Removing manure with a special electrode promises an effective method for producing fertilizers and other chemicals

An interdisciplinary team led by University of Wisconsin-Madison scientists has developed a new technique that could help farmers extract useful nutrients such as ammonia and potassium from livestock manure to efficiently make fertilizer and other useful chemicals.

Although the strategy has yet to be extended beyond the proof-of-concept stage, the group’s preliminary analyzes show it could provide significant benefits by reducing water and air pollution while simultaneously creating products that farmers could use or sell.

Manure stinks in part because it contains ammonia, one of more than 300 compounds that contribute to its odor. The acrid gas is not only a harmful air pollutant, it can also transform into nitrogen oxide, a greenhouse gas, and nitrate, polluting water.

Ammonia is also the basis of many nitrogen fertilizers that have fueled modern agricultural production. The industrial method of making ammonia for nitrogen fertilizers, the Haber-Bosch process, consumes a lot of energy and emits hundreds of millions of tons of greenhouse gases each year.

Although manure itself can be used as fertilizer, this can be expensive, logistically difficult, and have environmental drawbacks. So, researchers around the world are looking for strategies to efficiently recover ammonia from manure, creating more concentrated and valuable fertilizers that are more environmentally friendly and more affordable to transport.

Among these strategies are chemical processes powered by electricity, which is becoming increasingly cheap in many rural communities thanks to the growing production of solar and wind power. However, most of the electrochemical techniques under development are not yet practical, mainly because they are energy intensive and are not efficient enough to extract dissolved ammonia (in the form of ammonium ions) from manure.

This new technique, described in a December 8 article published in the journal Sustainability of naturerelies on a specially designed electrode, like those used for batteries, that targets ammonium ions.

The technique involves a nickel-based electrode placed directly into manure wastewater. As the organic matter present in the manure is naturally oxidized by the electrode, ammonium ions as well as potassium ions contained in the wastewater are selectively entrained and captured by the electrode.

The strategy is about more than just removing nutrients from wastewater.

In an innovative step that could help make the process even more attractive, the nutrient-charged electrode is then placed in a device that uses electricity to release the recovered ammonium and potassium ions, which can then be used to make fertilizers based on nitrogen and potassium. , and simultaneously produce other useful chemicals.

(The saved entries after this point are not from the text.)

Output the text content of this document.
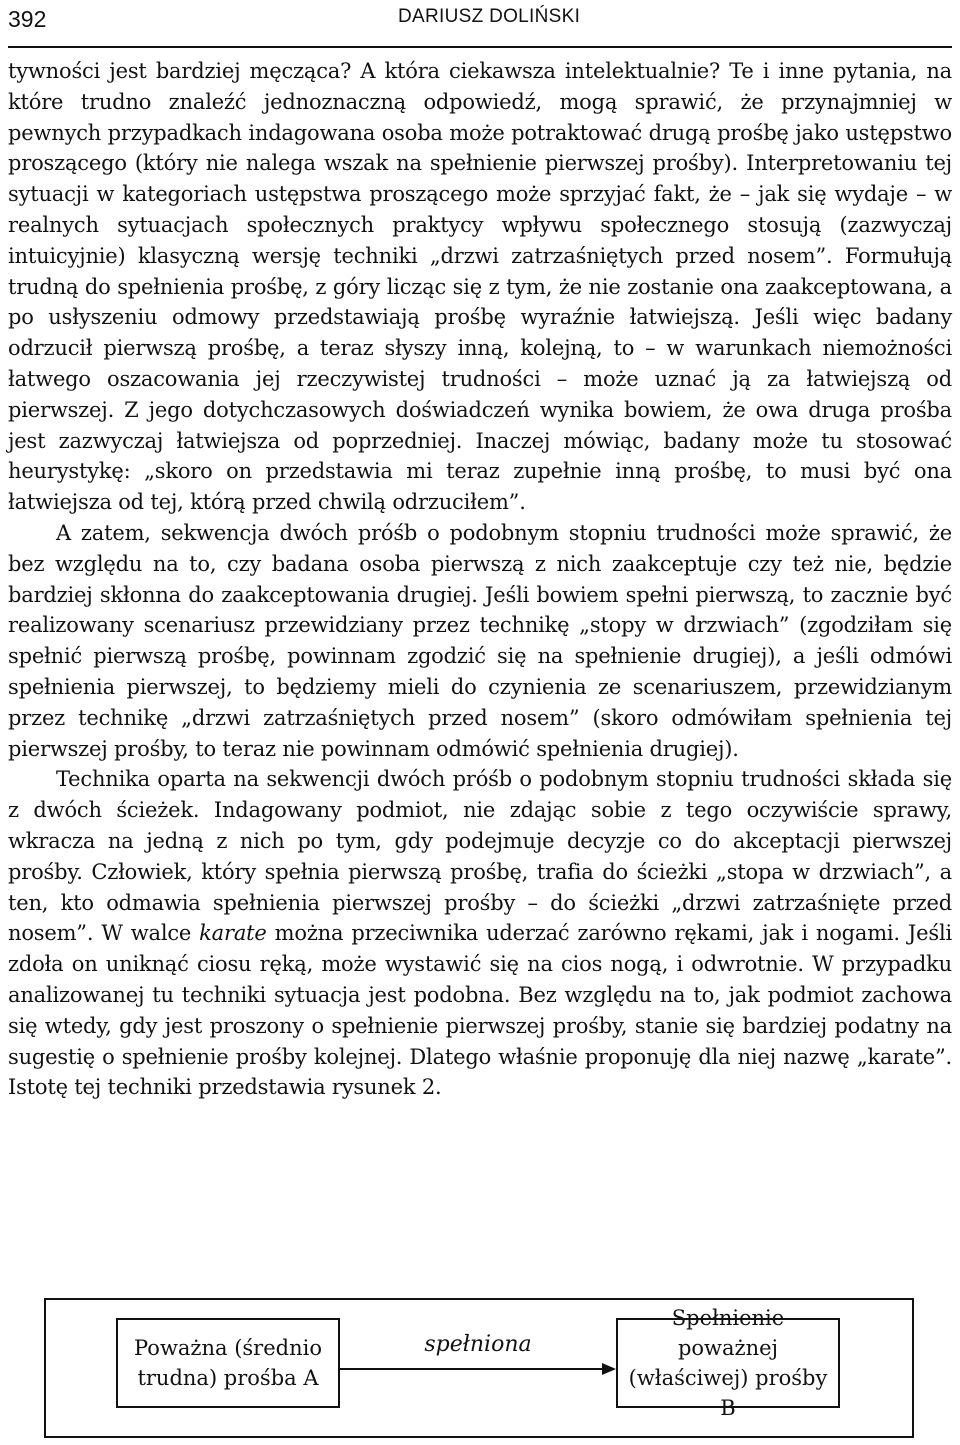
392	DARIUSZ DOLIŃSKI

tywności jest bardziej męcząca? A która ciekawsza intelektualnie? Te i inne pytania, na które trudno znaleźć jednoznaczną odpowiedź, mogą sprawić, że przynajmniej w pewnych przypadkach indagowana osoba może potraktować drugą prośbę jako ustępstwo proszącego (który nie nalega wszak na spełnienie pierwszej prośby). Interpretowaniu tej sytuacji w kategoriach ustępstwa proszącego może sprzyjać fakt, że – jak się wydaje – w realnych sytuacjach społecznych praktycy wpływu społecznego stosują (zazwyczaj intuicyjnie) klasyczną wersję techniki „drzwi zatrzaśniętych przed nosem”. Formułują trudną do spełnienia prośbę, z góry licząc się z tym, że nie zostanie ona zaakceptowana, a po usłyszeniu odmowy przedstawiają prośbę wyraźnie łatwiejszą. Jeśli więc badany odrzucił pierwszą prośbę, a teraz słyszy inną, kolejną, to – w warunkach niemożności łatwego oszacowania jej rzeczywistej trudności – może uznać ją za łatwiejszą od pierwszej. Z jego dotychczasowych doświadczeń wynika bowiem, że owa druga prośba jest zazwyczaj łatwiejsza od poprzedniej. Inaczej mówiąc, badany może tu stosować heurystykę: „skoro on przedstawia mi teraz zupełnie inną prośbę, to musi być ona łatwiejsza od tej, którą przed chwilą odrzuciłem”.

A zatem, sekwencja dwóch próśb o podobnym stopniu trudności może sprawić, że bez względu na to, czy badana osoba pierwszą z nich zaakceptuje czy też nie, będzie bardziej skłonna do zaakceptowania drugiej. Jeśli bowiem spełni pierwszą, to zacznie być realizowany scenariusz przewidziany przez technikę „stopy w drzwiach” (zgodziłam się spełnić pierwszą prośbę, powinnam zgodzić się na spełnienie drugiej), a jeśli odmówi spełnienia pierwszej, to będziemy mieli do czynienia ze scenariuszem, przewidzianym przez technikę „drzwi zatrzaśniętych przed nosem” (skoro odmówiłam spełnienia tej pierwszej prośby, to teraz nie powinnam odmówić spełnienia drugiej).

Technika oparta na sekwencji dwóch próśb o podobnym stopniu trudności składa się z dwóch ścieżek. Indagowany podmiot, nie zdając sobie z tego oczywiście sprawy, wkracza na jedną z nich po tym, gdy podejmuje decyzje co do akceptacji pierwszej prośby. Człowiek, który spełnia pierwszą prośbę, trafia do ścieżki „stopa w drzwiach”, a ten, kto odmawia spełnienia pierwszej prośby – do ścieżki „drzwi zatrzaśnięte przed nosem”. W walce karate można przeciwnika uderzać zarówno rękami, jak i nogami. Jeśli zdoła on uniknąć ciosu ręką, może wystawić się na cios nogą, i odwrotnie. W przypadku analizowanej tu techniki sytuacja jest podobna. Bez względu na to, jak podmiot zachowa się wtedy, gdy jest proszony o spełnienie pierwszej prośby, stanie się bardziej podatny na sugestię o spełnienie prośby kolejnej. Dlatego właśnie proponuję dla niej nazwę „karate”. Istotę tej techniki przedstawia rysunek 2.

Poważna (średnio trudna) prośba A
spełniona
Spełnienie poważnej (właściwej) prośby B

These could include hydrogen or hydrogen peroxide, which is commonly used for disinfection.

“We were lucky because nature does a lot of the work for us,” says UW-Madison chemistry professor Song Jin, who led the work with doctoral student Rui Wang and Professor of civil and environmental engineering Mohan Qin.

“The manure contains all of this and we don’t need to do too much extra work,” says Jin. “The battery material goes in and the ammonia is sucked out as the organic material is oxidized.”

Tests with small quantities of manure recovered more than half of the ammonia in the first pass, with approximately 85% recovery after two cycles.

The ability to produce fertilizer and other chemicals together is a key part of why the team thinks its strategy could be a winner. An environmental analysis led by Nelson Institute of Environmental Studies professor Rebecca Larson says a 1,000-head dairy farm could reduce its ammonia emissions by more than 50 per cent by deploying the system, while reducing considerably the amount of nitrate. entering neighboring waters.

Meanwhile, a preliminary techno-economic analysis conducted by Massachusetts Institute of Technology collaborator Professor Fikile Brushett shows that a model dairy farm using the system could expect the resulting revenues to exceed the costs of exploitation, provided that electricity prices are not exorbitant. .

Next steps include improving materials and processes, scaling the system, and studying how it operates at a level that more closely resembles an actual livestock operation. Jin is optimistic that the benefits of the system will continue to outweigh the potential costs at these larger scales, given initial analyses.

“This indeed looks promising,” says Qin. “There is a way to see how this could really help in the real world.”